Of course, there are plenty of other wonderful moments, as our heroes, Whit and Eddie, move around the country, from a funeral to a wedding to the Statue of Liberty. There is a mixture of comedy, tenderness, love and loss woven into the typically wandering plot. Nothing is accidental, which is one of the chief reasons I admire Butterfield’s writing so much.

Whit and Eddie’s lives are not normal, one evidence of which is the six full-time security folks that follow them everywhere. They cannot move without a motorcade. In fact, in this book, for the first time, Whit and Eddie are compared to Jeff Bezos, the CEO of Amazon, and the richest man in the world. For a while, our boys have been trying to come to grips with not just being rich, but being scary rich. They are not selfish prats like most billionaires in the world today. And they’re gay.

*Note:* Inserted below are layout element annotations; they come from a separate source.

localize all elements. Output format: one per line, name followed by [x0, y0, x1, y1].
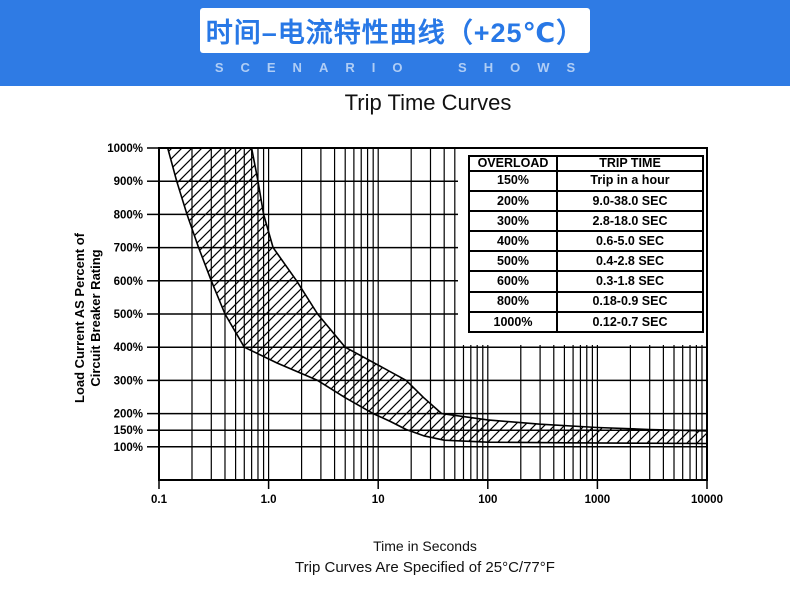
trip-time-cell: 0.3-1.8 SEC: [556, 270, 704, 293]
svg-text:Circuit Breaker Rating: Circuit Breaker Rating: [88, 249, 103, 386]
x-axis-caption: Time in Seconds: [373, 538, 477, 554]
table-row: 400% 0.6-5.0 SEC: [468, 230, 704, 253]
overload-cell: 1000%: [468, 310, 558, 334]
svg-text:Load Current AS Percent of: Load Current AS Percent of: [72, 232, 87, 403]
x-tick-label: 1000: [585, 494, 611, 506]
table-row: 500% 0.4-2.8 SEC: [468, 250, 704, 273]
trip-time-cell: Trip in a hour: [556, 169, 704, 192]
trip-time-cell: 0.6-5.0 SEC: [556, 230, 704, 253]
y-tick-label: 700%: [114, 243, 143, 255]
chart-title: Trip Time Curves: [344, 90, 512, 115]
y-tick-label: 800%: [114, 209, 143, 221]
y-tick-label: 200%: [114, 409, 143, 421]
table-row: 600% 0.3-1.8 SEC: [468, 270, 704, 293]
overload-cell: 500%: [468, 250, 558, 273]
overload-cell: 150%: [468, 169, 558, 192]
chart-footnote: Trip Curves Are Specified of 25°C/77°F: [295, 559, 555, 576]
y-tick-label: 900%: [114, 176, 143, 188]
trip-time-cell: 0.18-0.9 SEC: [556, 290, 704, 313]
table-row: 300% 2.8-18.0 SEC: [468, 209, 704, 233]
y-axis-labels: 1000% 900% 800% 700% 600% 500% 400% 300% 200% 150…: [107, 143, 158, 454]
header-title-box: 时间–电流特性曲线（+25℃）: [200, 8, 590, 53]
overload-cell: 400%: [468, 230, 558, 253]
y-axis-title: Load Current AS Percent of Circuit Breake…: [72, 232, 103, 403]
header-banner: 时间–电流特性曲线（+25℃） SCENARIO SHOWS: [0, 0, 790, 86]
plot-border: [158, 147, 708, 481]
overload-cell: 300%: [468, 209, 558, 233]
y-tick-label: 500%: [114, 309, 143, 321]
table-row: 200% 9.0-38.0 SEC: [468, 189, 704, 212]
overload-column-header: OVERLOAD: [468, 155, 558, 172]
x-tick-label: 100: [478, 494, 497, 506]
overload-cell: 200%: [468, 189, 558, 212]
overload-cell: 800%: [468, 290, 558, 313]
y-tick-label: 1000%: [107, 143, 143, 155]
table-row: 1000% 0.12-0.7 SEC: [468, 310, 704, 334]
x-tick-label: 10: [372, 494, 385, 506]
y-tick-label: 300%: [114, 375, 143, 387]
trip-time-cell: 2.8-18.0 SEC: [556, 209, 704, 233]
table-header-row: OVERLOAD TRIP TIME: [468, 155, 704, 172]
x-tick-label: 10000: [691, 494, 723, 506]
y-tick-label: 400%: [114, 342, 143, 354]
x-axis-labels: 0.1 1.0 10 100 1000 10000: [151, 480, 723, 506]
table-row: 800% 0.18-0.9 SEC: [468, 290, 704, 313]
trip-time-column-header: TRIP TIME: [556, 155, 704, 172]
overload-cell: 600%: [468, 270, 558, 293]
y-tick-label: 100%: [114, 442, 143, 454]
y-tick-label: 150%: [114, 425, 143, 437]
y-tick-label: 600%: [114, 276, 143, 288]
trip-time-cell: 0.12-0.7 SEC: [556, 310, 704, 334]
header-title: 时间–电流特性曲线（+25℃）: [205, 18, 585, 48]
x-tick-label: 0.1: [151, 494, 168, 506]
trip-time-cell: 9.0-38.0 SEC: [556, 189, 704, 212]
table-row: 150% Trip in a hour: [468, 169, 704, 192]
overload-trip-time-table: OVERLOAD TRIP TIME 150% Trip in a hour 200…: [468, 155, 704, 334]
x-tick-label: 1.0: [261, 494, 277, 506]
header-subtitle: SCENARIO SHOWS: [214, 60, 593, 75]
trip-time-cell: 0.4-2.8 SEC: [556, 250, 704, 273]
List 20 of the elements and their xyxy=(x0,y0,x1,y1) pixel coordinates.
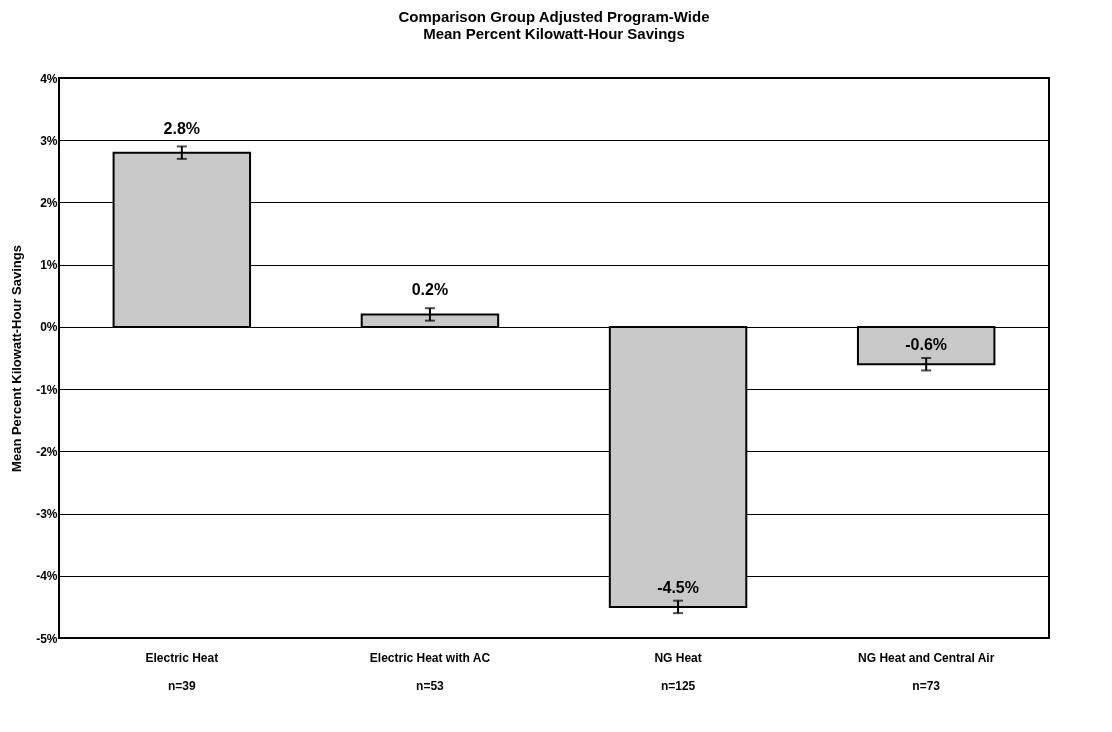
y-tick-label: -5% xyxy=(36,631,58,646)
data-label: 2.8% xyxy=(163,119,201,137)
x-tick-label: Electric Heat n=39 xyxy=(145,650,219,693)
y-tick-label: 3% xyxy=(40,133,58,148)
y-axis-title: Mean Percent Kilowatt-Hour Savings xyxy=(9,245,25,472)
y-tick-label: 0% xyxy=(40,320,58,335)
y-tick-label: -1% xyxy=(36,382,58,397)
data-label: -0.6% xyxy=(905,336,948,354)
data-label: -4.5% xyxy=(657,578,699,596)
data-label: 0.2% xyxy=(411,281,449,299)
y-tick-label: -3% xyxy=(36,507,58,522)
y-tick-label: 1% xyxy=(40,258,58,273)
x-tick-label: NG Heat n=125 xyxy=(654,650,702,693)
chart-title: Comparison Group Adjusted Program-Wide Mean Percent Kilowatt-Hour Savings xyxy=(398,8,710,42)
y-tick-label: -4% xyxy=(36,569,58,584)
y-tick-label: -2% xyxy=(36,444,58,459)
x-tick-label: NG Heat and Central Air n=73 xyxy=(858,650,995,693)
y-tick-label: 4% xyxy=(40,71,58,86)
y-tick-label: 2% xyxy=(40,195,58,210)
x-tick-label: Electric Heat with AC n=53 xyxy=(369,650,491,693)
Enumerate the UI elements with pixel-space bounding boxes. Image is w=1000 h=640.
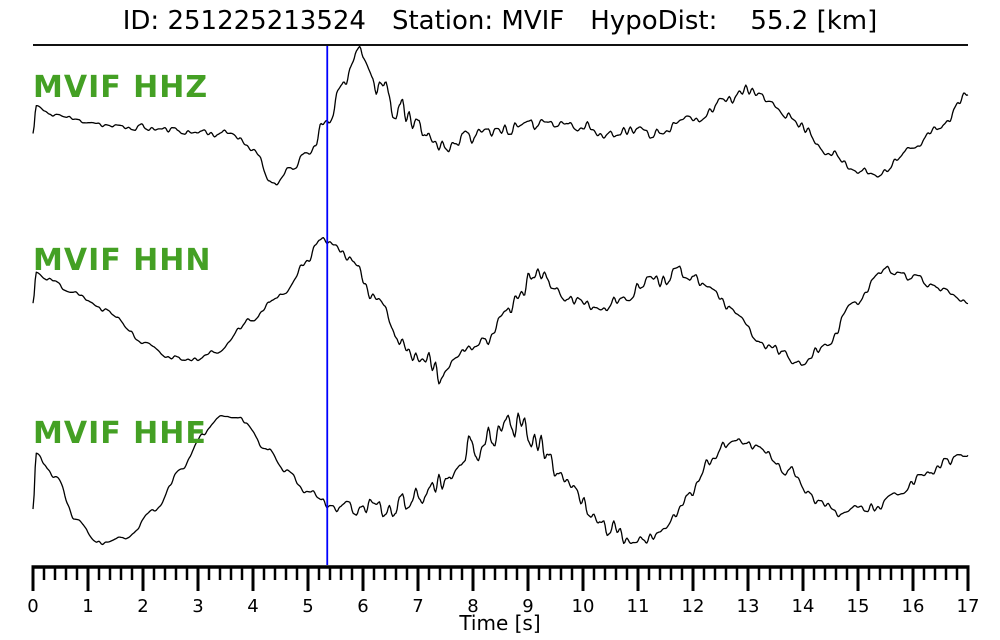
channel-label-hhe: MVIF HHE — [33, 416, 207, 451]
x-tick-label-15: 15 — [847, 596, 870, 617]
title-separator-line — [33, 44, 968, 46]
x-tick-label-17: 17 — [957, 596, 980, 617]
x-tick-label-3: 3 — [192, 596, 203, 617]
x-tick-label-7: 7 — [412, 596, 423, 617]
x-tick-label-4: 4 — [247, 596, 258, 617]
hypodist-text: HypoDist: 55.2 [km] — [590, 6, 878, 36]
channel-label-hhz: MVIF HHZ — [33, 70, 209, 105]
x-tick-label-5: 5 — [302, 596, 313, 617]
x-tick-label-14: 14 — [792, 596, 815, 617]
event-id-text: ID: 251225213524 — [122, 6, 366, 36]
x-tick-label-8: 8 — [467, 596, 478, 617]
trace-hhn-waveform — [32, 236, 969, 385]
x-tick-label-0: 0 — [27, 596, 38, 617]
trace-hhz-waveform — [32, 45, 969, 186]
channel-label-hhn: MVIF HHN — [33, 243, 212, 278]
x-tick-label-16: 16 — [902, 596, 925, 617]
x-tick-label-11: 11 — [627, 596, 650, 617]
x-tick-label-1: 1 — [82, 596, 93, 617]
x-tick-label-13: 13 — [737, 596, 760, 617]
x-tick-label-2: 2 — [137, 596, 148, 617]
figure-title: ID: 251225213524 Station: MVIF HypoDist:… — [0, 6, 1000, 36]
x-tick-label-10: 10 — [572, 596, 595, 617]
trace-hhe-waveform — [32, 412, 969, 546]
x-axis-title: Time [s] — [459, 611, 541, 635]
x-tick-label-12: 12 — [682, 596, 705, 617]
x-tick-label-9: 9 — [522, 596, 533, 617]
station-text: Station: MVIF — [391, 6, 565, 36]
x-tick-label-6: 6 — [357, 596, 368, 617]
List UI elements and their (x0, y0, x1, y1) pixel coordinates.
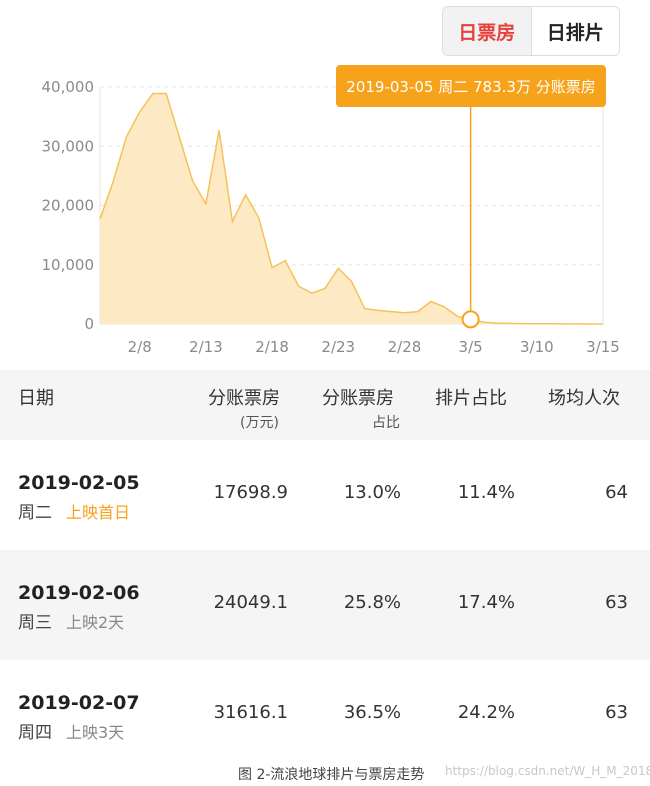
y-tick-label: 0 (84, 315, 94, 333)
x-tick-label: 2/13 (189, 338, 223, 356)
x-tick-label: 3/5 (459, 338, 483, 356)
header-share-sub: 占比 (372, 415, 400, 431)
tab-daily-box-office[interactable]: 日票房 (443, 7, 532, 55)
tab-daily-screening[interactable]: 日排片 (531, 7, 619, 55)
x-axis-ticks: 2/8 2/13 2/18 2/23 2/28 3/5 3/10 3/15 (128, 338, 620, 356)
chart-tooltip: 2019-03-05 周二 783.3万 分账票房 (336, 65, 606, 107)
box-office-area (100, 93, 603, 324)
header-date[interactable]: 日期 (18, 388, 54, 409)
x-tick-label: 2/18 (255, 338, 289, 356)
row-share: 13.0% (343, 482, 401, 503)
table-row[interactable]: 2019-02-06 周三 上映2天 24049.1 25.8% 17.4% 6… (0, 550, 650, 660)
header-box-unit: (万元) (240, 415, 279, 431)
chart-mode-toggle: 日票房 日排片 (442, 6, 620, 56)
header-screen-ratio[interactable]: 排片占比 (435, 388, 507, 409)
y-tick-label: 10,000 (42, 256, 95, 274)
box-office-line (99, 92, 603, 325)
figure-caption: 图 2-流浪地球排片与票房走势 (238, 767, 425, 783)
highlight-point (461, 310, 480, 329)
x-tick-label: 2/28 (388, 338, 422, 356)
y-tick-label: 20,000 (42, 197, 95, 215)
row-screen: 17.4% (457, 592, 515, 613)
row-avg: 63 (605, 592, 628, 613)
x-tick-label: 2/8 (128, 338, 152, 356)
y-tick-label: 40,000 (42, 78, 95, 96)
y-tick-label: 30,000 (42, 137, 95, 155)
row-box: 17698.9 (213, 482, 288, 503)
x-tick-label: 3/15 (586, 338, 620, 356)
header-share[interactable]: 分账票房 (322, 388, 394, 409)
row-screen: 11.4% (457, 482, 515, 503)
row-screen: 24.2% (457, 702, 515, 723)
row-share: 25.8% (343, 592, 401, 613)
table-row[interactable]: 2019-02-07 周四 上映3天 31616.1 36.5% 24.2% 6… (0, 660, 650, 770)
row-date: 2019-02-06 (18, 582, 140, 604)
row-date: 2019-02-07 (18, 692, 140, 714)
row-release-day: 上映3天 (66, 723, 125, 742)
row-share: 36.5% (343, 702, 401, 723)
row-release-day: 上映首日 (66, 503, 131, 522)
row-date: 2019-02-05 (18, 472, 140, 494)
watermark: https://blog.csdn.net/W_H_M_2018 (445, 764, 650, 778)
row-box: 24049.1 (213, 592, 288, 613)
row-weekday: 周二 (18, 503, 52, 523)
box-office-chart[interactable]: 40,000 30,000 20,000 10,000 0 2/8 2/13 2/18 2/2… (0, 60, 650, 360)
row-weekday: 周四 (18, 723, 52, 743)
box-office-table: 日期 分账票房 (万元) 分账票房 占比 排片占比 场均人次 2019-02-0… (0, 370, 650, 770)
table-header: 日期 分账票房 (万元) 分账票房 占比 排片占比 场均人次 (0, 370, 650, 440)
header-avg-attendance[interactable]: 场均人次 (548, 388, 620, 409)
header-box[interactable]: 分账票房 (208, 388, 280, 409)
y-axis-ticks: 40,000 30,000 20,000 10,000 0 (42, 78, 95, 333)
x-tick-label: 3/10 (520, 338, 554, 356)
table-row[interactable]: 2019-02-05 周二 上映首日 17698.9 13.0% 11.4% 6… (0, 440, 650, 550)
row-box: 31616.1 (213, 702, 288, 723)
row-avg: 63 (605, 702, 628, 723)
x-tick-label: 2/23 (321, 338, 355, 356)
row-release-day: 上映2天 (66, 613, 125, 632)
row-weekday: 周三 (18, 613, 52, 633)
row-avg: 64 (605, 482, 628, 503)
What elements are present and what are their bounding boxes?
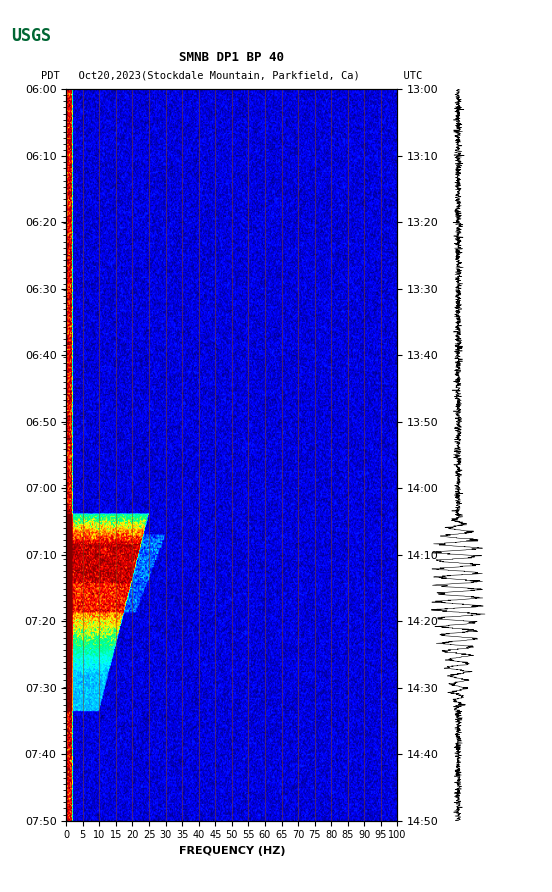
- Text: USGS: USGS: [11, 27, 51, 45]
- Text: SMNB DP1 BP 40: SMNB DP1 BP 40: [179, 52, 284, 64]
- X-axis label: FREQUENCY (HZ): FREQUENCY (HZ): [179, 846, 285, 856]
- Text: PDT   Oct20,2023(Stockdale Mountain, Parkfield, Ca)       UTC: PDT Oct20,2023(Stockdale Mountain, Parkf…: [41, 70, 422, 81]
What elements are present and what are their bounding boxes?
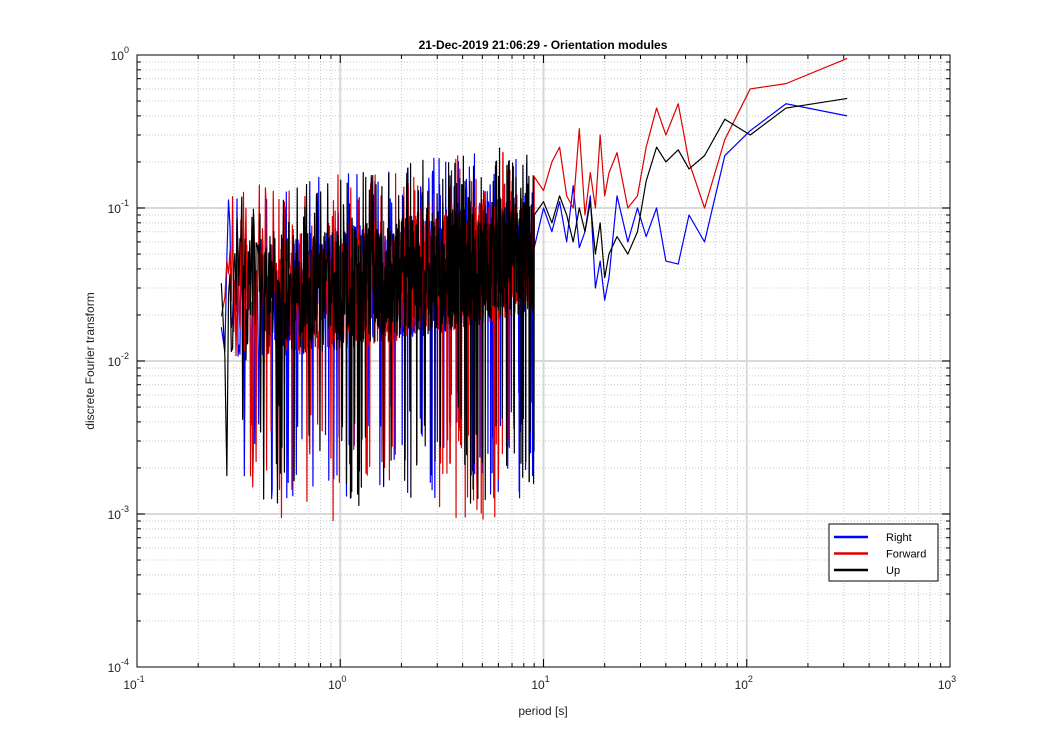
series-layer bbox=[220, 57, 848, 522]
y-tick-label: 10-3 bbox=[108, 504, 129, 522]
legend-label-up: Up bbox=[886, 565, 900, 577]
y-tick-label: 10-2 bbox=[108, 351, 129, 369]
x-tick-label: 101 bbox=[531, 674, 549, 692]
y-axis-label: discrete Fourier transform bbox=[83, 292, 97, 429]
chart-title: 21-Dec-2019 21:06:29 - Orientation modul… bbox=[419, 38, 668, 52]
y-tick-label: 10-1 bbox=[108, 198, 129, 216]
x-tick-label: 100 bbox=[328, 674, 346, 692]
x-tick-label: 102 bbox=[735, 674, 753, 692]
legend-label-right: Right bbox=[886, 532, 912, 544]
series-line-up bbox=[220, 97, 848, 507]
legend: Right Forward Up bbox=[828, 523, 939, 582]
legend-label-forward: Forward bbox=[886, 549, 926, 561]
x-tick-label: 103 bbox=[938, 674, 956, 692]
x-tick-label: 10-1 bbox=[123, 674, 144, 692]
tick-layer: 10-1 100 101 102 103 10-4 10-3 10-2 10-1 100 bbox=[108, 45, 957, 692]
y-tick-label: 10-4 bbox=[108, 657, 129, 675]
x-axis-label: period [s] bbox=[518, 704, 567, 718]
y-tick-label: 100 bbox=[111, 45, 129, 63]
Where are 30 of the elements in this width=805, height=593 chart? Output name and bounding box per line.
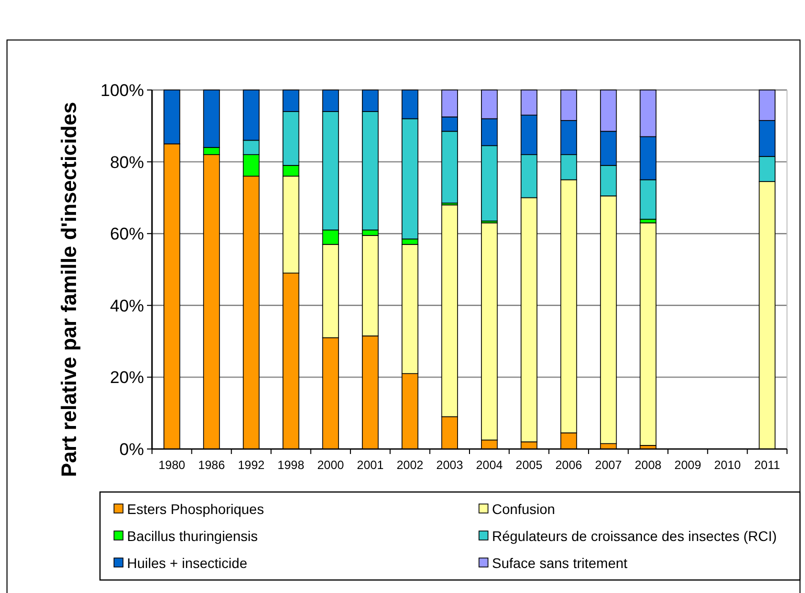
legend-label: Esters Phosphoriques bbox=[127, 500, 264, 517]
x-tick-label: 2009 bbox=[674, 458, 702, 472]
x-tick-label: 2004 bbox=[476, 458, 504, 472]
x-tick-label: 2001 bbox=[356, 458, 384, 472]
y-tick-label: 20% bbox=[110, 368, 144, 388]
x-tick-label: 2008 bbox=[634, 458, 662, 472]
x-tick-label: 1998 bbox=[278, 458, 305, 472]
x-tick-label: 2000 bbox=[317, 458, 344, 472]
x-tick-label: 2006 bbox=[555, 458, 582, 472]
y-tick-label: 80% bbox=[110, 152, 144, 172]
legend-label: Suface sans tritement bbox=[492, 554, 628, 571]
x-tick-label: 2003 bbox=[436, 458, 464, 472]
x-tick-label: 1980 bbox=[158, 458, 186, 472]
y-tick-label: 0% bbox=[119, 440, 144, 459]
legend-label: Bacillus thuringiensis bbox=[127, 528, 258, 544]
legend-label: Huiles + insecticide bbox=[127, 554, 248, 571]
x-tick-label: 2010 bbox=[714, 458, 742, 472]
x-tick-label: 1992 bbox=[238, 458, 265, 472]
y-tick-label: 60% bbox=[110, 224, 144, 244]
y-axis-title: Part relative par famille d'insecticides bbox=[58, 102, 81, 477]
legend-label: Confusion bbox=[492, 500, 556, 517]
y-tick-label: 100% bbox=[100, 80, 144, 100]
y-tick-label: 40% bbox=[110, 296, 144, 316]
x-tick-label: 2005 bbox=[516, 458, 543, 472]
x-tick-label: 1986 bbox=[198, 458, 226, 472]
x-tick-label: 2002 bbox=[396, 458, 424, 472]
x-tick-label: 2007 bbox=[595, 458, 622, 472]
bar bbox=[640, 222, 656, 446]
x-tick-label: 2011 bbox=[754, 458, 780, 472]
legend-label: Régulateurs de croissance des insectes (RCI) bbox=[492, 528, 777, 544]
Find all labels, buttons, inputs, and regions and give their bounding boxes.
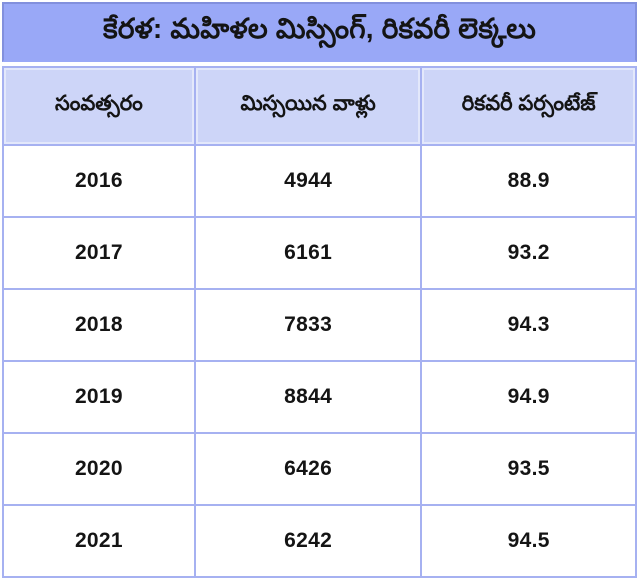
table-row: 2020 6426 93.5 — [2, 432, 637, 506]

How are they going to make sure they’re different; to make sure they live up to the legacy that Nick Williams and Carter Jones created?

Well, that issue isn’t resolved in this book, but we get glimpses of where this might go, and I found it thrilling. The world is really tired of selfish rich people. Whit and Eddie can give us hope for better, just as Nick and Carter did. Whit and Eddie might be white guys, but they are woke. I love that.

There is a lot of family dynamics in this book, something I also love. I continue to be slightly puzzled by Eddie’s odd fragility—his moments of anger that seem to come from nowhere logical and dissipate just as quickly. As confusing as this human-ness might be, it is a constant reminder that these two men are just guys, and they have no illusions as to their humanity. They have known pain, and all the money in the world won’t protect them from it.

I want to take them on a tour of the museum where I used to work. I’m sure I could bring Eddie around.